First, let's create our WLATIN1 sample SAS dataset from a WLATIN1 SAS session.

libname wlt1 'wlt1 library' ;
 
data wlt1.symbols;
length symbol $1;
input symbol;
cards;
€
£
¥
+
¢
;
run;

When executing PROC PRINT and PROC CONTENTS on that data set: 

proc print data=wlt1.symbols noobs ;
Title "SAS Session Encoding: %SYSFUNC(GETOPTION(ENCODING))";
run ;
proc contents data=wlt1.symbols;
run ;  

it should return information similar to the following:

 

wlatin1_ds.png                     wlatin1_de_properties.png

 

Now, let's attempt to read and create a UTF-8 version of the data set from WLATIN1 and from a UTF-8 SAS session using the SET statement.

 

SAS Session Encoding
SAS program to execute
Comments
WLATIN1
data symbols_utf8 (encoding="UTF-8");
   set wlt1.symbols;
run ;
We use the encoding data set option to specify how to create the output data set from the WLATIN1 SAS session.
UTF-8
data symbols_utf8;
    set wlt1.symbols;
run;
 

  

In both cases, and depending on the SAS versions, the SAS log displays one of the following error messages. Message #2 is the expected and correct message.

#
Error Messages
SAS Versions
1 ERROR: Some character data was lost during transcoding in the data set SBCS.SYMBOLS. Either the data contains characters that are not representable in the new encoding or truncation occurred during transcoding.
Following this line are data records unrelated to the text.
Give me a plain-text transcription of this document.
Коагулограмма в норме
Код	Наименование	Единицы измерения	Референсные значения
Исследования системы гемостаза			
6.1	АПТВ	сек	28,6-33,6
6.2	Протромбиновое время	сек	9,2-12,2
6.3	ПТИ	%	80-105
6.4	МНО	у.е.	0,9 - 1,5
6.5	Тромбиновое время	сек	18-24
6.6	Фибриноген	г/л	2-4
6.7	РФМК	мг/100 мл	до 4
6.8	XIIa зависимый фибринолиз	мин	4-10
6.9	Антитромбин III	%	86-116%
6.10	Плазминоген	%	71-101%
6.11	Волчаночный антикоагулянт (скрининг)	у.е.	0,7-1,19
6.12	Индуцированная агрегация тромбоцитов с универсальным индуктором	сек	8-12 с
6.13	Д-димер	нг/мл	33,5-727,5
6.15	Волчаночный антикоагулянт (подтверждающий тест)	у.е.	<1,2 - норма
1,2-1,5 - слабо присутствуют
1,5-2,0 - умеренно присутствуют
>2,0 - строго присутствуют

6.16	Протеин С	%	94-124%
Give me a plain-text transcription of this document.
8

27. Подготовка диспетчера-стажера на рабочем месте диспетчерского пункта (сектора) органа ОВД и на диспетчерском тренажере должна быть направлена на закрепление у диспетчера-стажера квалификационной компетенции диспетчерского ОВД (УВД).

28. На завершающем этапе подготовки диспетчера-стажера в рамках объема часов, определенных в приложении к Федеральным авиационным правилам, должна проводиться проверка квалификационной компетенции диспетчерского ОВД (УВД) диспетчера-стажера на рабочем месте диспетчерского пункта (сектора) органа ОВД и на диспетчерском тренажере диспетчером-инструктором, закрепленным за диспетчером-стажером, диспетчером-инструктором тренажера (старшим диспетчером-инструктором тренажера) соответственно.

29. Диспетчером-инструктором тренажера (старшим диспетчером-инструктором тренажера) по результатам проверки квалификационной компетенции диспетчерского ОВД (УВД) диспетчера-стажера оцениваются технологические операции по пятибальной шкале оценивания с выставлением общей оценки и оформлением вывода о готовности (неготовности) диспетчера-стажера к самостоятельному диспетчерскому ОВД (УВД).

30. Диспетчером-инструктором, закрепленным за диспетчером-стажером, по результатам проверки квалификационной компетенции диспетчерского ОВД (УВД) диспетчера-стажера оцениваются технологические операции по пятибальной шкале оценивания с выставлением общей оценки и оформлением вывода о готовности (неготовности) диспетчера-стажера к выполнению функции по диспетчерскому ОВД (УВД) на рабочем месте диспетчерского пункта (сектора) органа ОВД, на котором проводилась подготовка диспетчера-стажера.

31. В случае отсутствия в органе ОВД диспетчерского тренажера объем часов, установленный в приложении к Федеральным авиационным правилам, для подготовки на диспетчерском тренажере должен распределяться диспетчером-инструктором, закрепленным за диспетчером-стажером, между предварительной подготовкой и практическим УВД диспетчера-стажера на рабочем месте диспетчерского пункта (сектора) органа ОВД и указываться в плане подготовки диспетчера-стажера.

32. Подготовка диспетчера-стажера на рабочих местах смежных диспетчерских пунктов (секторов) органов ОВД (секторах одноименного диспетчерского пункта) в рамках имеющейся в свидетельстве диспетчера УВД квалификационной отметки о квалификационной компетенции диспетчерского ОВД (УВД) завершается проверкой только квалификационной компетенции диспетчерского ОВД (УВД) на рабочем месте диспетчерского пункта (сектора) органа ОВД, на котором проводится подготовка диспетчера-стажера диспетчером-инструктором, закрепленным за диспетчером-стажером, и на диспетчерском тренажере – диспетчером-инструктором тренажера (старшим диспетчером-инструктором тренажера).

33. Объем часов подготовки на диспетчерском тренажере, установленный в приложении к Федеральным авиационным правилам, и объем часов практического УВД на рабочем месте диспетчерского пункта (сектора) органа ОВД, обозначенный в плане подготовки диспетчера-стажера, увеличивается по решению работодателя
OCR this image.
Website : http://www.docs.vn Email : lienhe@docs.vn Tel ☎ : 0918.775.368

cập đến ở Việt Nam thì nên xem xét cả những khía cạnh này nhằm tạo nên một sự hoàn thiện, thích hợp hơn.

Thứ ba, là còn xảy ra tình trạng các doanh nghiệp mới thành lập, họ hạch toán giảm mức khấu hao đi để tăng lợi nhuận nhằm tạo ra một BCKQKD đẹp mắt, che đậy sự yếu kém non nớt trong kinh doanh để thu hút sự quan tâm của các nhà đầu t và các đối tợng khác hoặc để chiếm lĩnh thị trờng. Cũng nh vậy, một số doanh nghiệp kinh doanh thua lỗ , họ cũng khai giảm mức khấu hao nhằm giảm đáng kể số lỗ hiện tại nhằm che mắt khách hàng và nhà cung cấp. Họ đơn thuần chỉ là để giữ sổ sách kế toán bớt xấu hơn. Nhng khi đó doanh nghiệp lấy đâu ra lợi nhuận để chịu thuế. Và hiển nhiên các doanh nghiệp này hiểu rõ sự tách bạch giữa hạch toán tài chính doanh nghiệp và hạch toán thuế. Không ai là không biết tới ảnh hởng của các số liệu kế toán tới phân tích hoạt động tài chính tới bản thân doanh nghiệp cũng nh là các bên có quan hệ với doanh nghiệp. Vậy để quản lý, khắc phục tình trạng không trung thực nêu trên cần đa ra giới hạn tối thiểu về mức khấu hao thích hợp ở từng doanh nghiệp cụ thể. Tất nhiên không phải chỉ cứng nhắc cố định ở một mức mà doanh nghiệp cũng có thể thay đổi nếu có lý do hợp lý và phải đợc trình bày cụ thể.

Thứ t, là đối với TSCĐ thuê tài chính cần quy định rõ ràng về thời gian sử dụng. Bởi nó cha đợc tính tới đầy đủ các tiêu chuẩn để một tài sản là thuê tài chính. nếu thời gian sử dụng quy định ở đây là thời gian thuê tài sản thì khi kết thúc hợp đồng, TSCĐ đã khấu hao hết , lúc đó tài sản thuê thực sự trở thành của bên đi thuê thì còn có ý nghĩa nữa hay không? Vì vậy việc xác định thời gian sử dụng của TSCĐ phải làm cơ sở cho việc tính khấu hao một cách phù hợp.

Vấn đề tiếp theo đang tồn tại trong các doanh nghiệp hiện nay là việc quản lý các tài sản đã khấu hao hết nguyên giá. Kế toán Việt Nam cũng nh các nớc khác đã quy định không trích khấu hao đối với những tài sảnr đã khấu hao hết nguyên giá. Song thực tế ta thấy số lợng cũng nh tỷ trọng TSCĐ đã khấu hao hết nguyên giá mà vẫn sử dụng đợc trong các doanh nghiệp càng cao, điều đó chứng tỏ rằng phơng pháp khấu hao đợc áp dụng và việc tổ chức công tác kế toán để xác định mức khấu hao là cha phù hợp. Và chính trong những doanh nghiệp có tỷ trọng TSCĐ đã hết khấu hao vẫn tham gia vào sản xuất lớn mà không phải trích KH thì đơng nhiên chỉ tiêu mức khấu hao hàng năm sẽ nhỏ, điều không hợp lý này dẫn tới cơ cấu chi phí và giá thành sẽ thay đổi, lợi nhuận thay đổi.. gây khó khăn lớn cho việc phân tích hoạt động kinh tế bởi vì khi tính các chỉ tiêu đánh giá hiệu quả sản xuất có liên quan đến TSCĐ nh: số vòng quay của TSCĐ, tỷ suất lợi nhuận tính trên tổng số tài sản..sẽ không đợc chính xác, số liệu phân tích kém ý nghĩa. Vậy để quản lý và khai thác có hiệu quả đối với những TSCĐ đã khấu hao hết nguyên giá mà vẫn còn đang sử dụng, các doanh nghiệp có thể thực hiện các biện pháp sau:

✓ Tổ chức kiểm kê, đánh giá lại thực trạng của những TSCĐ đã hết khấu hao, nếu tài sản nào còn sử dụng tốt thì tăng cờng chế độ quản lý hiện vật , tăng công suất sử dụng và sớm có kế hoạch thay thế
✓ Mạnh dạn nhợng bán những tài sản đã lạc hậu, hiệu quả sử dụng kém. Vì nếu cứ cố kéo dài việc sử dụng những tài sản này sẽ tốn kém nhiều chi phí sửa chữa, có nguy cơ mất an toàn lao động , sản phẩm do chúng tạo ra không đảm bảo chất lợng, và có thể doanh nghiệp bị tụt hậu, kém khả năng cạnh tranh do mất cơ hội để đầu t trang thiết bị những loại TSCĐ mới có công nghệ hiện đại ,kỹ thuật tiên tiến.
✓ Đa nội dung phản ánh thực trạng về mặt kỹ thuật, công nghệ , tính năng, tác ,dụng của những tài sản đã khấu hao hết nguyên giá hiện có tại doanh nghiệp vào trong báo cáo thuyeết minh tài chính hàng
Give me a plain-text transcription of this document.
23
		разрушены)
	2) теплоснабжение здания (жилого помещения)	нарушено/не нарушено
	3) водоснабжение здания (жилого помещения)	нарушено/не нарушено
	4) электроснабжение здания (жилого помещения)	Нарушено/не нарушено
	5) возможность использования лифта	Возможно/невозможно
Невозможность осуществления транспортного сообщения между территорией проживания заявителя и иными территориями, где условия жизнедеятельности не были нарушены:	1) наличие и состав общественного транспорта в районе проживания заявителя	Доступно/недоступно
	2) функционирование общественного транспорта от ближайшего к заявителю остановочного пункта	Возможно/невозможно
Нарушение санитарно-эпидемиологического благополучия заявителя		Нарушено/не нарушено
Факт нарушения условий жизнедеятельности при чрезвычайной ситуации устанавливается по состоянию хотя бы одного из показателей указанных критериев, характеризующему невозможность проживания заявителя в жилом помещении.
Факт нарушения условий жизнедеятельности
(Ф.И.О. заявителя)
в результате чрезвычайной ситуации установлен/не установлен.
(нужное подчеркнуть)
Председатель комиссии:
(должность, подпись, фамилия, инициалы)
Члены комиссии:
SAS9, Viya 3.5 and early Viya 4 versions
2 ERROR: Some character data was lost during transcoding in the data set "WORK.SYMBOLS_UTF8". Truncation occurred during transcoding to the new encoding. To avoid the transcoding error, please refer to "Troubleshooting Truncation and Data loss Issue during Transcoding" in SAS National Language Support (NLS): reference guide. Starting Viya 4 2023.08

 

Why are we getting the following statement in error message 2?

ERROR: Truncation occurred during transcoding to the new encoding.

In our WLATIN1 SAS data set, all the characters are encoded on 1 byte. Also, the length for the variable 'symbol, is defined with $1, which means the variable can accommodate only 1 byte.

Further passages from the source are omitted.